Term extention beyond 50yrs a bad idea.
Music Industry, copyright April 28th, 2008The public domain is not merely a graveyard of recordings that have lost all value in the market place”
The latest issue of European Intellectual Property Review has a solid piece by Natali Helberger, Nicole Dufft, Stef Van Gompel, and Bernt Hugenholtz and the push by the music industry for an extension in the term of copyright protection for sound recordings.
Those regular readers of this blog will know this is one of my hobby-horse topics. The article, which takes the same view as I do on such things (so, yes it is preaching to the converted rather than the Industry, Sir Cliff, and Music Week) argues that there is no valid reason for increasing the current level of 50 years.
Indeed, the article even manages to remove the view I had previously held, as espoused by EU Commissioner, Charles McCreevy “I have not seen a convincing reason why a composer of music should benefit from a term of copyright which extends to the composer’s life and 70 years beyond, while the performer should only enjoy 50 years.” (although even here, I wanted to see both reduced).
According to the article, “unlike the exclusive rights that are granted to authors, i.e. the creators of literary, musical or dramatic works, the objectives for granting related rights to sound recording producers are exclusively of an economic nature, not of a social or moral nature.”
The right is there to provide incentives to produce new recordings by allowing those producing the sound recordings to recoup the investment needed to make the recording in the first place. Given that most sound recording recoup their investment within months or the first couple of years, and that if one hasn’t done in 50 years, then it is likely that it never will, the authors argue that it is hard to justify calls for extending the protection of this ‘temporary monopoly’.
A further good point made is that up to 95% of the music industry’s back-catalogue material remains in vaults gathering dust, as only a very small percentage of material is still generating commercial value after 50 years.

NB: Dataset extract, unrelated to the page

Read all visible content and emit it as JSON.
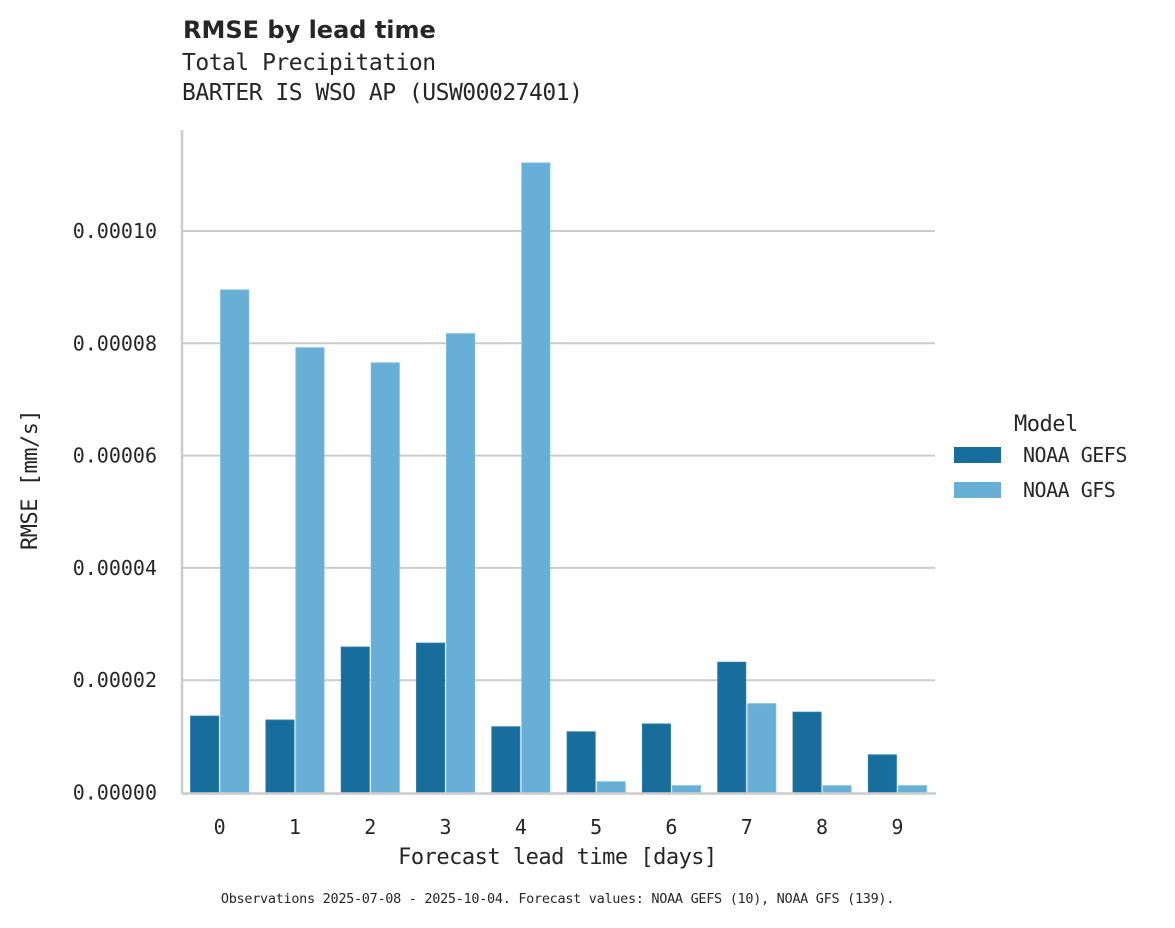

The authors conclude by commenting on the usual rally call - made by the likes of Sir Cliff Richard - that the protection needs to be extended to allow poor musicians to continue to receive sound production royalties for longer to keep them off the poverty line. As they have already established that most recordings have no commercial value after 50 years, the number of performers this would actually benefit is questionable. The authors have a better idea. “If the legislator would want to improve the situation for all performers, the more sensible and effective thing to do would be to scrutinise the contractual terms between performers and music publishers and phonogram producers rather than extend the term of protection of sound recordings for the benefit of only a few”.
A recommended read.
[2008] E.I.P.RÂ Issue 5 - Never Forever: Why Extending the Term of Protection for Sound Recordings is a Bad Idea.